Christmas wreaths are made from the tips of balsam fir tree branches. The tips are usually 12 to 20" long. Sometimes the tips are broken into 2 or 3 pieces. Collecting these tips is called tipping. The tips are put together in bunches and wired onto a ring to make the wreath. A single-faced wreath means that the bunches of balsam are attached to only one side of the wreath ring. A double-faced wreath has the bunches of balsam built around both sides of the wreath. These wreaths are much fuller and much more desirable. Our vehicle (car or truck) wreaths are single faced wreaths. All of our other wreaths are double-faced Christmas wreaths at Acadia Wreath Company.
Cold fall weather causes the branches of the balsam fir trees to set. Setting seals the branch's pores with wax. Once the branch is set, the needles will stay on the branch months after cutting. If tipping occurs before setting, the wreaths will be brown sticks before Christmas. It is usually safe to tip after November first and after a minimum of three consecutive 20-degree-F nights.

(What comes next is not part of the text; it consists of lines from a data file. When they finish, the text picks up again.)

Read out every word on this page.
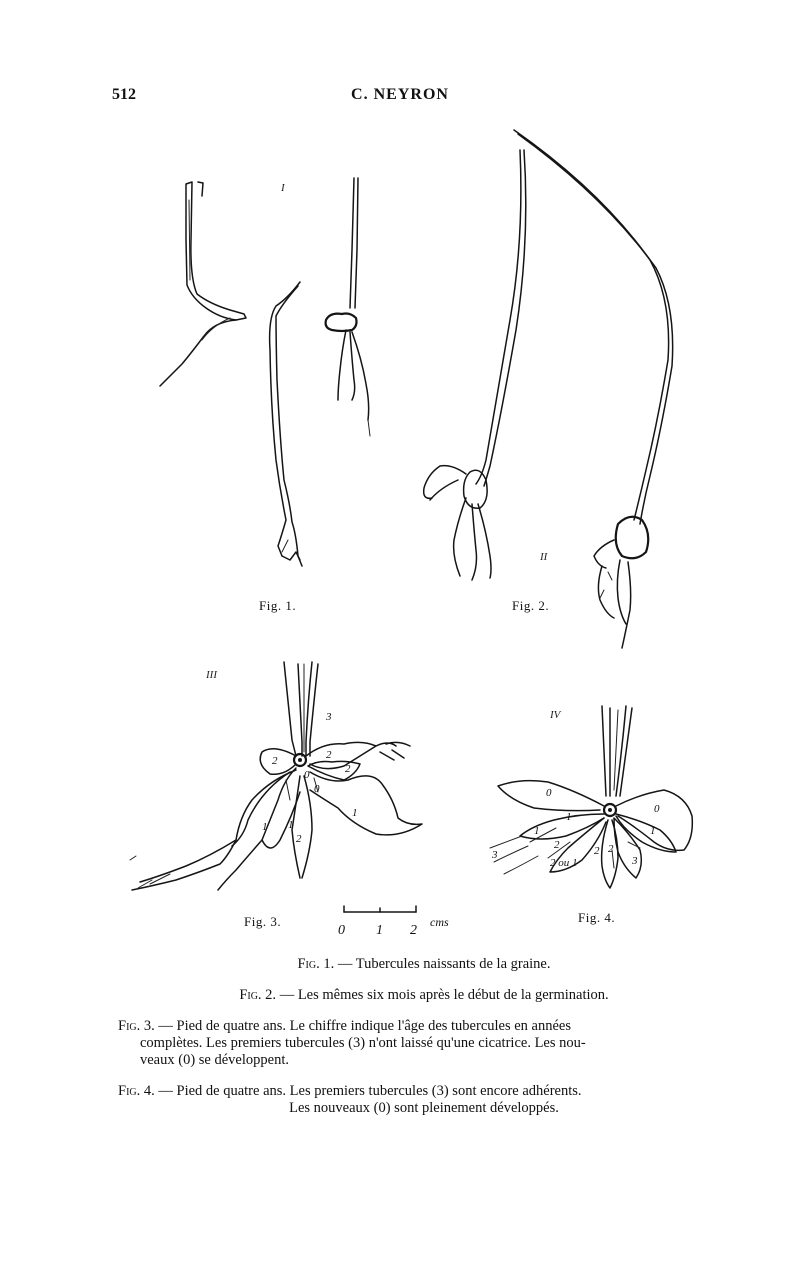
512	C. NEYRON
I
II
Fig. 1.	Fig. 2.
III
3
2	2
2
0
0
1
1 1
2
Fig. 3.
0 1 2
cms
IV
0
1
0
1	1
2	2
2 ou 1
2
3	3
Fig. 4.

Fig. 1. — Tubercules naissants de la graine.

Fig. 2. — Les mêmes six mois après le début de la germination.

Fig. 3. — Pied de quatre ans. Le chiffre indique l'âge des tubercules en années
complètes. Les premiers tubercules (3) n'ont laissé qu'une cicatrice. Les nou-
veaux (0) se développent.

Fig. 4. — Pied de quatre ans. Les premiers tubercules (3) sont encore adhérents.
Les nouveaux (0) sont pleinement développés.
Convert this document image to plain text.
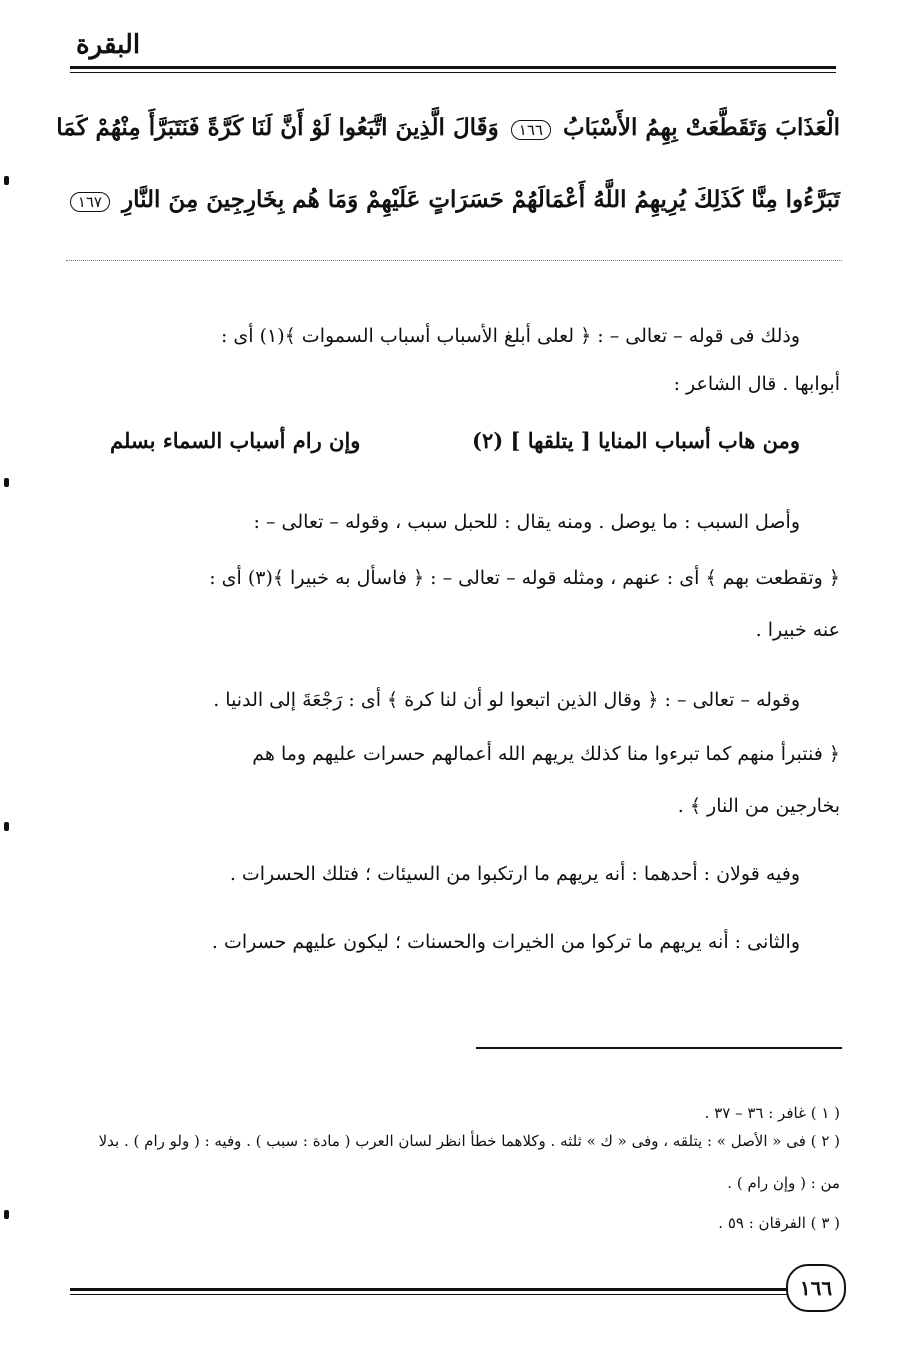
البقرة
الْعَذَابَ وَتَقَطَّعَتْ بِهِمُ الأَسْبَابُ ١٦٦ وَقَالَ الَّذِينَ اتَّبَعُوا لَوْ أَنَّ لَنَا كَرَّةً فَنَتَبَرَّأَ مِنْهُمْ كَمَا
تَبَرَّءُوا مِنَّا كَذَلِكَ يُرِيهِمُ اللَّهُ أَعْمَالَهُمْ حَسَرَاتٍ عَلَيْهِمْ وَمَا هُم بِخَارِجِينَ مِنَ النَّارِ ١٦٧
وذلك فى قوله – تعالى – : ﴿ لعلى أبلغ الأسباب أسباب السموات ﴾(١) أى :
أبوابها . قال الشاعر :
ومن هاب أسباب المنايا [ يتلقها ] (٢)
وإن رام أسباب السماء بسلم
وأصل السبب : ما يوصل . ومنه يقال : للحبل سبب ، وقوله – تعالى – :
﴿ وتقطعت بهم ﴾ أى : عنهم ، ومثله قوله – تعالى – : ﴿ فاسأل به خبيرا ﴾(٣) أى :
عنه خبيرا .
وقوله – تعالى – : ﴿ وقال الذين اتبعوا لو أن لنا كرة ﴾ أى : رَجْعَةَ إلى الدنيا .
﴿ فنتبرأ منهم كما تبرءوا منا كذلك يريهم الله أعمالهم حسرات عليهم وما هم
بخارجين من النار ﴾ .
وفيه قولان : أحدهما : أنه يريهم ما ارتكبوا من السيئات ؛ فتلك الحسرات .
والثانى : أنه يريهم ما تركوا من الخيرات والحسنات ؛ ليكون عليهم حسرات .
( ١ ) غافر : ٣٦ – ٣٧ .
( ٢ ) فى « الأصل » : يتلقه ، وفى « ك » ثلثه . وكلاهما خطأ انظر لسان العرب ( مادة : سبب ) . وفيه : ( ولو رام ) . بدلا
من : ( وإن رام ) .
( ٣ ) الفرقان : ٥٩ .
١٦٦
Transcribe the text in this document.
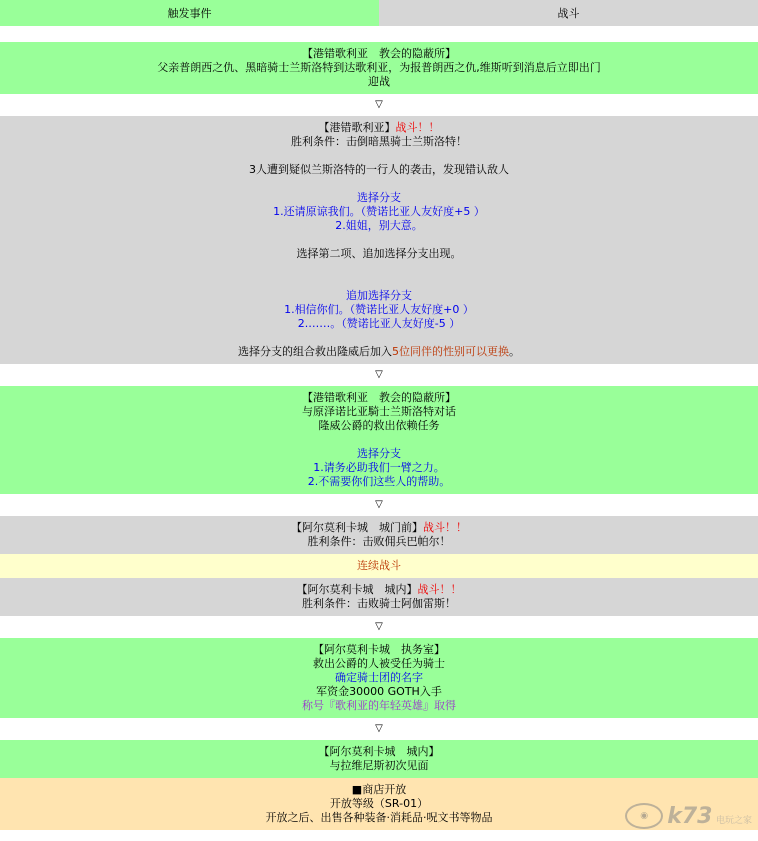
触发事件	战斗
【港错歌利亚　教会的隐蔽所】
父亲普朗西之仇、黑暗骑士兰斯洛特到达歌利亚，为报普朗西之仇,维斯听到消息后立即出门
迎战
▽
【港错歌利亚】战斗！！
胜利条件：击倒暗黑骑士兰斯洛特！
3人遭到疑似兰斯洛特的一行人的袭击，发现错认敌人
选择分支
1.还请原谅我们。（赞诺比亚人友好度+5 ）
2.姐姐，别大意。
选择第二项、追加选择分支出现。
追加选择分支
1.相信你们。（赞诺比亚人友好度+0 ）
2.……。（赞诺比亚人友好度-5 ）
选择分支的组合救出隆威后加入5位同伴的性别可以更换。
▽
【港错歌利亚　教会的隐蔽所】
与原泽诺比亚騎士兰斯洛特对话
隆威公爵的救出依赖任务
选择分支
1.请务必助我们一臂之力。
2.不需要你们这些人的帮助。
▽
【阿尔莫利卡城　城门前】战斗！！
胜利条件：击败佣兵巴帕尔！
连续战斗
【阿尔莫利卡城　城内】战斗！！
胜利条件：击败骑士阿伽雷斯！
▽
【阿尔莫利卡城　执务室】
救出公爵的人被受任为骑士
确定骑士团的名字
军资金30000 GOTH入手
称号『歌利亚的年轻英雄』取得
▽
【阿尔莫利卡城　城内】
与拉维尼斯初次见面
■商店开放
开放等级（SR-01）
开放之后、出售各种装备·消耗品·呪文书等物品	◉ k73 电玩之家
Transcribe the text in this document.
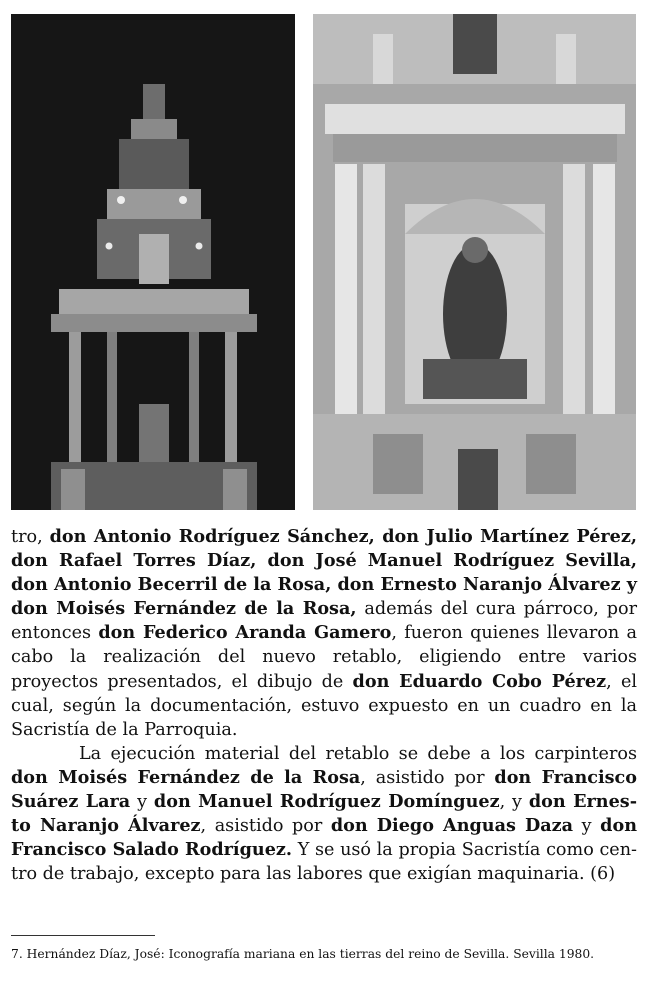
tro, don Antonio Rodríguez Sánchez, don Julio Martínez Pérez, don Rafael Torres Díaz, don José Manuel Rodríguez Sevilla, don Antonio Becerril de la Rosa, don Ernesto Naranjo Álvarez y don Moisés Fernández de la Rosa, además del cura párroco, por entonces don Federico Aranda Gamero, fueron quienes llevaron a cabo la realización del nuevo retablo, eligiendo entre varios proyectos presentados, el dibujo de don Eduardo Cobo Pérez, el cual, según la documentación, estuvo expuesto en un cuadro en la Sacristía de la Parroquia.

La ejecución material del retablo se debe a los carpinteros don Moisés Fernández de la Rosa, asistido por don Francisco Suárez Lara y don Manuel Rodríguez Domínguez, y don Ernesto Naranjo Álvarez, asistido por don Diego Anguas Daza y don Francisco Salado Rodríguez. Y se usó la propia Sacristía como centro de trabajo, excepto para las labores que exigían maquinaria. (6)

7. Hernández Díaz, José: Iconografía mariana en las tierras del reino de Sevilla. Sevilla 1980.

The lower branches are shaded, making them have a flat needle
arrangement that is less full. The top branches dry faster and shed
their needles earlier after cutting. The middle branches have a rounded
or "bottle brush" needle arrangement. These are the best tips because
they are full and will not shed early.
Only part of each branch is harvested so that the branch can produce another tip for a future harvest. Its best to cut no more than half the foliage in a single year so that the tree can remain vigorous. For maximum tip production harvesting should be done every three years. Cutting from a tree every year will tap the vigor of the tree and eventually kill it. Our balsam products are harvested in a sustainable manner.
Why Balsam Fir Wreaths are the best choice
This premium quality short needle tree has lush soft foliage and sturdy branches that allows for easy decorating. Needle retention is good and it's the most fragrant of all the varieties....the true scent most associated with Christmas.
What's the history of balsam usage?
Balsam has been used by man for centuries. Icelandic seaman have
noted in their journals that date back to the 1300's that they observed
Native Americans using the tree medicinally for chest ailments,
laryngitis and sore throats. It's safe to assume that the Native
Americans used balsam for centuries before this.
Are there other uses for balsam?
The scent of balsam is commonly used in many products. Balsam needles are used to make balsam pillows which are wonderful reminders of the holiday season or of Maine. People use these pillows in their closets, cupboards, cars, boats and campers to freshen the air. Some ashtma patients say they breathe easier with a balsam pillow near their nose. Some folks use loose balsam in their bath by steeping the needles in boiled water, then straining the mixture and pouring it in the bathwater.